Metadata-Version: 2.1
Name: cape-privacy
Version: 0.3.0
Summary: Cape manages secure access to all of your data.
Home-page: https://github.com/capeprivacy/cape-python
Author: Cape Privacy
Author-email: contact@capeprivacy.com
License: Apache License 2.0
Description: # Cape Python
        
        ![](https://github.com/capeprivacy/cape-python/workflows/Main/badge.svg) 
        [![License](https://img.shields.io/badge/License-Apache%202.0-blue.svg)](https://opensource.org/licenses/Apache-2.0) 
        [![codecov](https://codecov.io/gh/capeprivacy/cape-python/branch/master/graph/badge.svg?token=L9A8HFAJK5)](https://codecov.io/gh/capeprivacy/cape-python)
        [![PyPI version](https://badge.fury.io/py/cape-privacy.svg)](https://badge.fury.io/py/cape-privacy)
        [![Chat on Slack](https://img.shields.io/badge/chat-on%20slack-7A5979.svg)](https://join.slack.com/t/capecommunity/shared_invite/zt-f8jeskkm-r9_FD0o4LkuQqhJSa~~IQA)
        
        
        A Python library supporting data transformations and collaborative privacy policies, for data science projects in Pandas and Apache Spark
        
        See below for instructions on how to get started or visit the [documentation](https://docs.capeprivacy.com/).
        
        ## Getting started
        
        ### Prerequisites
        
        * Python 3.6 or above, and pip
        * Pandas 1.0+
        * PySpark 3.0+ (if using Spark)
        * [Make](https://www.gnu.org/software/make/) (if installing from source)
        
        ### Install with pip
        
        Cape Python is available through PyPi.
        
        ```sh
        pip install cape-privacy
        ```
        
        Support for Apache Spark is optional.  If you plan on using the library together with Apache Spark, we suggest the following instead:
        
        ```sh
        pip install cape-privacy[spark]
        ```
        
        We recommend running it in a virtual environment, such as [venv](https://docs.python.org/3/library/venv.html).
        
        ### Install from source
        
        It is possible to install the library from source.
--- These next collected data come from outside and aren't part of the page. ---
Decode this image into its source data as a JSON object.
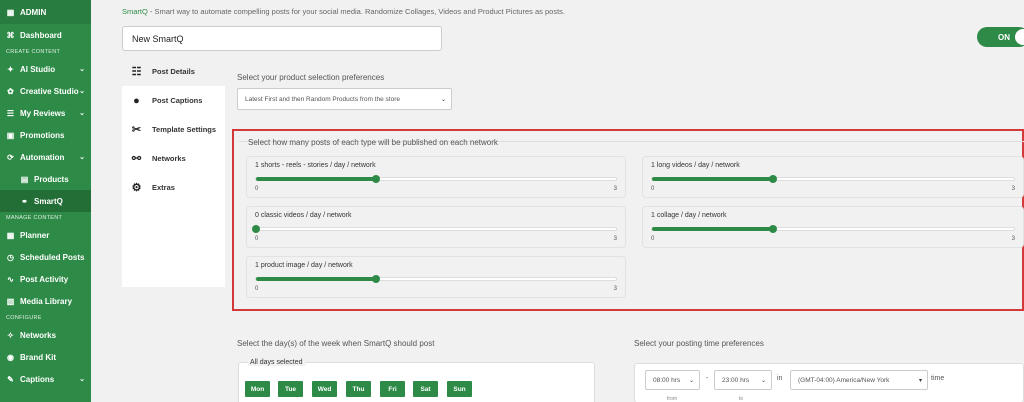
{
  "sidebar": {
    "admin": "ADMIN",
    "dashboard": "Dashboard",
    "section_create": "CREATE CONTENT",
    "ai_studio": "AI Studio",
    "creative_studio": "Creative Studio",
    "my_reviews": "My Reviews",
    "promotions": "Promotions",
    "automation": "Automation",
    "products": "Products",
    "smartq": "SmartQ",
    "section_manage": "MANAGE CONTENT",
    "planner": "Planner",
    "scheduled_posts": "Scheduled Posts",
    "post_activity": "Post Activity",
    "media_library": "Media Library",
    "section_configure": "CONFIGURE",
    "networks": "Networks",
    "brand_kit": "Brand Kit",
    "captions": "Captions"
  },
  "header": {
    "brand": "SmartQ",
    "intro_rest": " - Smart way to automate compelling posts for your social media. Randomize Collages, Videos and Product Pictures as posts.",
    "name_value": "New SmartQ",
    "toggle_label": "ON"
  },
  "tabs": [
    {
      "label": "Post Details",
      "icon": "sliders-icon"
    },
    {
      "label": "Post Captions",
      "icon": "speech-bubble-icon"
    },
    {
      "label": "Template Settings",
      "icon": "tools-icon"
    },
    {
      "label": "Networks",
      "icon": "network-icon"
    },
    {
      "label": "Extras",
      "icon": "gear-icon"
    }
  ],
  "main": {
    "product_pref_label": "Select your product selection preferences",
    "product_pref_value": "Latest First and then Random Products from the store",
    "posts_group_title": "Select how many posts of each type will be published on each network",
    "sliders": [
      {
        "label": "1 shorts - reels - stories / day / network",
        "value": 1,
        "min": "0",
        "max": "3"
      },
      {
        "label": "1 long videos / day / network",
        "value": 1,
        "min": "0",
        "max": "3"
      },
      {
        "label": "0 classic videos / day / network",
        "value": 0,
        "min": "0",
        "max": "3"
      },
      {
        "label": "1 collage / day / network",
        "value": 1,
        "min": "0",
        "max": "3"
      },
      {
        "label": "1 product image / day / network",
        "value": 1,
        "min": "0",
        "max": "3"
      }
    ],
    "days_label": "Select the day(s) of the week when SmartQ should post",
    "all_days": "All days selected",
    "days": [
      "Mon",
      "Tue",
      "Wed",
      "Thu",
      "Fri",
      "Sat",
      "Sun"
    ],
    "time_label": "Select your posting time preferences",
    "time_from": "08:00 hrs",
    "time_dash": "-",
    "time_to": "23:00 hrs",
    "time_in": "in",
    "timezone": "(GMT-04:00) America/New York",
    "time_word": "time",
    "from_caption": "from",
    "to_caption": "to"
  },
  "colors": {
    "accent": "#2e8b47",
    "highlight": "#d33a3a"
  }
}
This installs all dependencies, including Apache Spark:
        
        ```sh
        git clone https://github.com/capeprivacy/cape-python.git
        cd cape-python
        make bootstrap
        ```
        ### Usage example
        
        *This example is an abridged version of the tutorial found [here](https://github.com/capeprivacy/cape-python/tree/master/examples/tutorials)*
        
        
        ```python
        df = pd.DataFrame({
            "name": ["alice", "bob"],
            "age": [34, 55],
            "birthdate": [pd.Timestamp(1985, 2, 23), pd.Timestamp(1963, 5, 10)],
        })
        
        tokenize = Tokenizer(max_token_len=10, key=b"my secret")
        perturb_numeric = NumericPerturbation(dtype=dtypes.Integer, min=-10, max=10)
        
        df["name"] = tokenize(df["name"])
        df["age"] = perturb_numeric(df["age"])
        
        print(df.head())
        # >>
        #          name  age  birthdate
        # 0  f42c2f1964   34 1985-02-23
        # 1  2e586494b2   63 1963-05-10
        ```
        
        These steps can be saved in policy files so you can share them and collaborate with your team:
        
        ```yaml
        # my-policy.yaml
        label: my-policy
        version: 1
        rules:
          - match:
              name: age
            actions:
              - transform:
                  type: numeric-perturbation
                  dtype: Integer
                  min: -10
                  max: 10
                  seed: 4984
          - match:
              name: name
            actions:
              - transform:
                  type: tokenizer
                  max_token_len: 10
                  key: my secret
        ``` 
        
        You can then load this policy and apply it to your data frame:
        
        ```python
        # df can be a Pandas or Spark data frame 
        policy = cape.parse_policy("my-policy.yaml")
        df = cape.apply_policy(policy, df)
        
        print(df.head())
        # >>
        #          name  age  birthdate
        # 0  f42c2f1964   34 1985-02-23
        # 1  2e586494b2   63 1963-05-10
        ```
        
        You can see more examples and usage [here](https://github.com/capeprivacy/cape-python/tree/master/examples/) or in our [documentation](https://docs.capeprivacy.com).
        
        ## About Cape Privacy and Cape Python
        
        [Cape Privacy](https://capeprivacy.com) helps teams share data and make decisions for safer and more powerful data science. Learn more at [capeprivacy.com](https://capeprivacy.com).
        
        Cape Python brings Cape's policy language to Pandas and Apache Spark. The supported techniques include tokenization with linkability as well as perturbation and rounding. You can experiment with these techniques programmatically, in Python or in human-readable policy files.
        
        ### Cape architecture
        
        Cape is comprised of multiples services and libraries. You can use Cape Python as a standalone library, or you can integrate it with the Coordinator in [Cape Core](https://github.com/capeprivacy/cape/), which supports user and policy management.
        
        ### Project status and roadmap
        
        Cape Python 0.1.1 was released 24th June 2020. It is actively maintained and developed, alongside other elements of the Cape ecosystem.
        
        **Upcoming features:**
        
        * Reversible tokenisation: allow reversing of tokenization to reveal the raw value.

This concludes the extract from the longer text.